As usual, the government has tried to put the best face on things; on the same day the BSP announced it was lowering its balance of payments forecast, it also released the results of the latest quarterly business expectations survey. Business sentiments toward the current (fourth) quarter were fairly upbeat, but less so—although still positive overall—for next quarter, the first quarter of 2015. In one respect, that is entirely predictable; businesses tend to be optimistic about the last quarter of the year due to the holiday season, and anticipate the downturn in spending after the holidays.
But the BSP had to add extra emphasis to the basically positive outlook, because it was markedly less positive than it was when businesses were surveyed in the third quarter of this year. In the business expectations survey, businesses are asked what their sentiment was toward the current quarter and the next quarter. So in the current quarter (Q4), businesses are asked about this quarter and the first quarter of next year; in the previous survey, they were asked about Q3 and Q4. Last quarter, the confidence index (or CI, the difference between positive and negative responses) for the present fourth quarter (which was “next quarter” in that survey) was 52.9, the lowest it has been since 2009. That still means that roughly twice as many businesses had a favorable outlook toward this quarter’s prospects than those that had a negative outlook, but it also means that roughly a third of businesses were pessimistic.
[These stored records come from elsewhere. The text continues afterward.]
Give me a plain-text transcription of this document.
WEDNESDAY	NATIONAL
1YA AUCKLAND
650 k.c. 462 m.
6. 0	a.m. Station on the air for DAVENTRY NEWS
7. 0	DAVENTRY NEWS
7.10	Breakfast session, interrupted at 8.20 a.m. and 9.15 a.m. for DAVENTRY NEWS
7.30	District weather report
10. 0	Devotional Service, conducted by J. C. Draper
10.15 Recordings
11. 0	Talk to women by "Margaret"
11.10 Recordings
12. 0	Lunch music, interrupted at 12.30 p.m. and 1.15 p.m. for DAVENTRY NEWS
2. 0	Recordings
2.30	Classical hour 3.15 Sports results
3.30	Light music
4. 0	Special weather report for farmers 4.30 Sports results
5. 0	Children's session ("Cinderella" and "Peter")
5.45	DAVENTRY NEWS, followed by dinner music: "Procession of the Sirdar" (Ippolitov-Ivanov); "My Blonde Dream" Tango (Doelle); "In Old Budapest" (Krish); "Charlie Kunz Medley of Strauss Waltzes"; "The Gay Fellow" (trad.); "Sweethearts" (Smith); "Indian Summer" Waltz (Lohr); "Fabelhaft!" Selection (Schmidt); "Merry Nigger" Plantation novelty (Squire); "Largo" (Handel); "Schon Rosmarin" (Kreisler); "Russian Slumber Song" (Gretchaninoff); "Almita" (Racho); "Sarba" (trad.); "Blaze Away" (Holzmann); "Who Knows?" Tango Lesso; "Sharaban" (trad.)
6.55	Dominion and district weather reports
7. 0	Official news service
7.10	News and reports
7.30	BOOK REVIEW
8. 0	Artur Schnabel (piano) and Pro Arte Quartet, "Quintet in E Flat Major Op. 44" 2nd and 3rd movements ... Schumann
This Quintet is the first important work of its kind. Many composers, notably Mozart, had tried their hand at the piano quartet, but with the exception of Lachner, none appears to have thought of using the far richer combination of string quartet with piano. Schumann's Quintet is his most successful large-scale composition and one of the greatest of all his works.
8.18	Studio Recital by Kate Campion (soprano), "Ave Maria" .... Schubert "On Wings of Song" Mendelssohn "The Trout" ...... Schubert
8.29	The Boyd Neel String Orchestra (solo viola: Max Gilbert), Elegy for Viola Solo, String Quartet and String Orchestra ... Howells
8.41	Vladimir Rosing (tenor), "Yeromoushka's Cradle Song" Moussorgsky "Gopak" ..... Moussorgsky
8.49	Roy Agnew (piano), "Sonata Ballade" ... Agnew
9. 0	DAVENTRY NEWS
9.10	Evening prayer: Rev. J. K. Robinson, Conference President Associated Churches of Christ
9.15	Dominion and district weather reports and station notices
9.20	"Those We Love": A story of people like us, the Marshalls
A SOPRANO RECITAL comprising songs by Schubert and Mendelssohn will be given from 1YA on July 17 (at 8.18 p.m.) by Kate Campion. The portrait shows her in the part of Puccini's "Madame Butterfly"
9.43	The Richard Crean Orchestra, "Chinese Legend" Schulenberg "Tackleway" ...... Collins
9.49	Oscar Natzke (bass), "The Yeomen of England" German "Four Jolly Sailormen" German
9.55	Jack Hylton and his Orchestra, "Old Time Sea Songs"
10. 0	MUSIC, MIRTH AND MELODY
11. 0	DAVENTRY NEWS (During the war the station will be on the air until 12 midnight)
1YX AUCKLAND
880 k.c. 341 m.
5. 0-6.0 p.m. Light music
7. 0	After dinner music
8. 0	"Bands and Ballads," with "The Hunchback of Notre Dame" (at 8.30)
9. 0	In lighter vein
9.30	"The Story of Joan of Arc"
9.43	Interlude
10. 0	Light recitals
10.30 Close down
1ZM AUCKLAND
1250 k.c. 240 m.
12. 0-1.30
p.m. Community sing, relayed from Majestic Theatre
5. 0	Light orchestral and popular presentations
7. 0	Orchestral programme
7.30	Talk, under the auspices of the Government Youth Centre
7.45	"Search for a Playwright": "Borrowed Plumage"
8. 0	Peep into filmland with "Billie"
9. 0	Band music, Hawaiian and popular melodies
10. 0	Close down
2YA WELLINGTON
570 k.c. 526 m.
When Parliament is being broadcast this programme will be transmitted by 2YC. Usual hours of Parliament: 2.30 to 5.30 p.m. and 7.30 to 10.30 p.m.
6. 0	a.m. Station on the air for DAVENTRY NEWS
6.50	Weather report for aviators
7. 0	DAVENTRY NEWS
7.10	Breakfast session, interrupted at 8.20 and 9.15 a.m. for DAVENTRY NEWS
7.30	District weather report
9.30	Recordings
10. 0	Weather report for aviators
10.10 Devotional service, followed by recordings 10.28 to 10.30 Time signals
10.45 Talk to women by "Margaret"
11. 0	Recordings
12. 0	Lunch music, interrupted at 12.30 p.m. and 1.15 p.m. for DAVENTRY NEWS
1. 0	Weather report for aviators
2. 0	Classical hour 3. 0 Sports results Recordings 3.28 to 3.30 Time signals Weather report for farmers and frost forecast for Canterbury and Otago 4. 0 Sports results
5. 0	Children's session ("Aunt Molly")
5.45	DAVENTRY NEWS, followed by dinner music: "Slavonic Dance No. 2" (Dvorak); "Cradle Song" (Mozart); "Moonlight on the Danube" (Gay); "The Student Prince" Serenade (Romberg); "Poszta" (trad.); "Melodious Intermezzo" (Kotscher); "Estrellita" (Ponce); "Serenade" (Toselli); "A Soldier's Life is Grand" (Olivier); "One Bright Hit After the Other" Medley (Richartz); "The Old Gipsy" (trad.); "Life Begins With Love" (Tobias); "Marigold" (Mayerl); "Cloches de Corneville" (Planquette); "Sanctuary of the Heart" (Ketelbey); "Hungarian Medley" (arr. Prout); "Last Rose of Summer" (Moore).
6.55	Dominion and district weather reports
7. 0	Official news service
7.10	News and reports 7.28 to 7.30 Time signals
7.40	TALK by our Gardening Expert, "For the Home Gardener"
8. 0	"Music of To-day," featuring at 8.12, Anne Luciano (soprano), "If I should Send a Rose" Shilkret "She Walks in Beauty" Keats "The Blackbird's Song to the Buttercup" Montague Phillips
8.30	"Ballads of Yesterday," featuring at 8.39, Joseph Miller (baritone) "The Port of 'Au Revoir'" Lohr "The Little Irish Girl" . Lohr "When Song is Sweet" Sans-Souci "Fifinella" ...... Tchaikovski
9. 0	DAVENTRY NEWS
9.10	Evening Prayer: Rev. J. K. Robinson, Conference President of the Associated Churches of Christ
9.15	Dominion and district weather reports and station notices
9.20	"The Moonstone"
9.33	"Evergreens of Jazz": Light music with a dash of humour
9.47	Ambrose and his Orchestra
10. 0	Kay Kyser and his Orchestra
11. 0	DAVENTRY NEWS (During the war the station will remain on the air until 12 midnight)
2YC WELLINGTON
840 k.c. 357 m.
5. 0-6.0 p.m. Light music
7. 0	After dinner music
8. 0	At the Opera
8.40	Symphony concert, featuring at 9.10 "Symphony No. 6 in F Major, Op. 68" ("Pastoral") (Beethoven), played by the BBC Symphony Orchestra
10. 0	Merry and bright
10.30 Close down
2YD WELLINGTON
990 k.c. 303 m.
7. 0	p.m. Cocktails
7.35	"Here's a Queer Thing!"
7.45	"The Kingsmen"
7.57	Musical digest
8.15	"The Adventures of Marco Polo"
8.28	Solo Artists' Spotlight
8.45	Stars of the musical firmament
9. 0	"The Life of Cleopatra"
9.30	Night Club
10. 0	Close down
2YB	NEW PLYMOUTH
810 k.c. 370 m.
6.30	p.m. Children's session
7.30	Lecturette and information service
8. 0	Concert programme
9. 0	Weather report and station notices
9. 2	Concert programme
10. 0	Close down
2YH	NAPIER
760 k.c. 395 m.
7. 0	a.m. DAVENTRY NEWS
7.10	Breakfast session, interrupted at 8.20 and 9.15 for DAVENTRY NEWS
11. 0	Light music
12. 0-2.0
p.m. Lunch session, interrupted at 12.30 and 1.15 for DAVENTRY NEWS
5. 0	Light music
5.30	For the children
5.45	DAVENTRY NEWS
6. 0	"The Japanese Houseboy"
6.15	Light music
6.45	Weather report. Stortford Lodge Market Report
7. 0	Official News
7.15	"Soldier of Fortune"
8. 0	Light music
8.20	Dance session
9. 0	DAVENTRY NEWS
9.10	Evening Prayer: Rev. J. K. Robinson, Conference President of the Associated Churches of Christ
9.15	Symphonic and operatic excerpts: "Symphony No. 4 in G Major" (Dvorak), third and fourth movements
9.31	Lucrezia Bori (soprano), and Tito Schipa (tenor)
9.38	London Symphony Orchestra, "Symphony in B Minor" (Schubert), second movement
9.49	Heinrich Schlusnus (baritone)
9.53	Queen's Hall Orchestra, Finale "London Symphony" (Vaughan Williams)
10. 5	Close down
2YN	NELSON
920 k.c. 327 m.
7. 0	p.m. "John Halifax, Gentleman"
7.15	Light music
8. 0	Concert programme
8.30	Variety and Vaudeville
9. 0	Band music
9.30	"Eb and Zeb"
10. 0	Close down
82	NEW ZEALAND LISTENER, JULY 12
And now that we’re in the quarter in question, that pessimism has grown—the CI is now 48.3.
Granted, the pattern is not unusual, but the baseline is lower than it has been in five years. While a basically subjective indicator like CI might not tell us a lot, it is at least a clue to the general economic mood. An atmosphere in which enthusiasm is waning is not conducive to increasing investment and expanding business activities, and indicators like the slowdown of manufacturing activity and the leveling off of the stock market tend to reinforce that notion.
What we may be seeing the beginnings of in all these “deteriorata”—little indications of erosion—is a more generalized downturn that economic theory in some ways predicts is the inevitable outcome for a consumption-driven economy. Outside influences, such as those that are driving the value of the peso, largely keeping the stock market in a stagnant position, and creating the classic “capital flowing uphill” scenario of a strongly positive current account paired with a strongly negative capital account, will eventually cause a retraction as long as the economy is overbalanced toward wealth collection rather than wealth creation.
The third-quarter GDP figures to be released later this week may give us some clue as to which direction the economy is headed, or they may not; since this is not technically a purely consumption-driven economy (no economy is), the trend in either direction is not likely to be smooth. But if we begin to see a pattern in which positive differences in the growth rate from one quarter to the previous one are consistently smaller than the negative differences in quarters in which growth slows, we should worry. That has already happened across the last three quarters (the first two quarters of this year and the last quarter of 2013), and while that’s not enough to establish a pattern, it’s something to watch carefully.